Gentle as he was in speech and action, there was something irresistible about him at that moment—something to which Ruth yielded because there was no alternative. She went to him trembling, and he drew her down beside him, holding her every instant closer to him.

"Still frightened?" he asked her very tenderly. "Still wantin' to run away?"

She hid her face against him dumbly. She could not answer him in words.

He went on speaking, softly, soothingly, as if she had been a child.

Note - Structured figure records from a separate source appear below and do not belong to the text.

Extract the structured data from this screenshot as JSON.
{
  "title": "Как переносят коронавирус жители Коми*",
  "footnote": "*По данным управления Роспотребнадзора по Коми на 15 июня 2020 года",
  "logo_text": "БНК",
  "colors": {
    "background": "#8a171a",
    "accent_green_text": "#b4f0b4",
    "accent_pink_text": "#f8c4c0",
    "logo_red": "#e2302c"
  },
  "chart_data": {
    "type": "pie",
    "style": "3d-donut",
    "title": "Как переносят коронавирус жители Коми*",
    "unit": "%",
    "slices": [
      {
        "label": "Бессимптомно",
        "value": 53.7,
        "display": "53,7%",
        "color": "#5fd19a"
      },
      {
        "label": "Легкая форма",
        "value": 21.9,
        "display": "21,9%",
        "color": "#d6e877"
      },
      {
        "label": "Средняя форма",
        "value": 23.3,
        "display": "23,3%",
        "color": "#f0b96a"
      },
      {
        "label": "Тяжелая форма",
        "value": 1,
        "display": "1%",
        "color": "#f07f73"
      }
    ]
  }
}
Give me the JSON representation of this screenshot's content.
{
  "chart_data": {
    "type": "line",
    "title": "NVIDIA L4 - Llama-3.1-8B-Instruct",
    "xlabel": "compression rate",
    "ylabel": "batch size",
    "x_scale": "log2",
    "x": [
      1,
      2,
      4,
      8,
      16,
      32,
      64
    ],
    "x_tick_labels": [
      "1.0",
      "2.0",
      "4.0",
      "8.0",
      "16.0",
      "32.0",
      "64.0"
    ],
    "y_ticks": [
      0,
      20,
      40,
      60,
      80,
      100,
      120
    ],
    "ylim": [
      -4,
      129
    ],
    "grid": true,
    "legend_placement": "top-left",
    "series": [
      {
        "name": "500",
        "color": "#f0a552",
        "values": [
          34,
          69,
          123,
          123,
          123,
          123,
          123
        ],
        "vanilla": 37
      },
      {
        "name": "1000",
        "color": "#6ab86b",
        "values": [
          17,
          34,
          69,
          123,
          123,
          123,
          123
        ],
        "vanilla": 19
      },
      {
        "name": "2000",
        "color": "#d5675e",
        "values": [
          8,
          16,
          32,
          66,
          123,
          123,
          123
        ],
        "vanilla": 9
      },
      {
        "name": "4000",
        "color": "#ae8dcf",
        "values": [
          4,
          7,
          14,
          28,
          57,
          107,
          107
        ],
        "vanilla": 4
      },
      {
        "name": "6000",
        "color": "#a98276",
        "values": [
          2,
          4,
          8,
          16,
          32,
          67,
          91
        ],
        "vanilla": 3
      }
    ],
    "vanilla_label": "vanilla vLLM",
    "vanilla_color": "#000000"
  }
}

"People make a ridiculous fuss about gettin' married," he said. "It's the fashion nowadays to make a sort of Punch and Judy show of it for all the people one ever met, and a few hundreds besides, to come and gape at. But you and I are not goin' to do that. We're goin' to show some sense, and get married on the quiet, in a little village church I know of; and then we're goin' into retirement for a time, and when we come out we shall be old married people, and no one will want to pelt us with shoes and things. Now I've got a weddin'-ring in my pocket, and I hope it'll fit better than the other. And I've got a special license too. It's a nice, fine mornin', isn't it? And that's all we want. Let's have some breakfast, and then go and get married!"

Ruth raised her head with a gasp. Unexpected as was the whole turn of events, she was utterly unprepared for this astounding suggestion.

"But—but—" she faltered.

And then for the first time she saw Tots's eyes, opened wide and looking at her with an expression there was no mistaking. He took her face between his hands.

"Yes, I know all that," he said, speaking below his breath. "But it doesn't count, dear—believe me, it doesn't. The only thing that is really indispensable, we have. So why not—make that do?"

"Oh, I don't know," she gasped. "I don't know."

She was quivering as a harp quivers under the fingers of one who knows, and her whole soul was thrilling to the wild, tumultuous music that he had called into being there. It was almost more than she could bear—this miracle that had been wrought upon her. Tots's eyes still held her own, and it was as if thereby he showed her all that was best in life.

"Why not?" he said again very softly.

And suddenly she realised overwhelmingly how close his lips were to her own. In that moment she also knew that greater thing which is immortal. And so she answered him at last in his own words, with a rush of passionate willingness that swept away all fear:

"Why not?"

As their lips met, it seemed to her that her eyes were opened for the first time in her life; and everywhere—above, around, within her—were living sparks, dazzling, wonderful, unquenchable, of the Eternal Flame.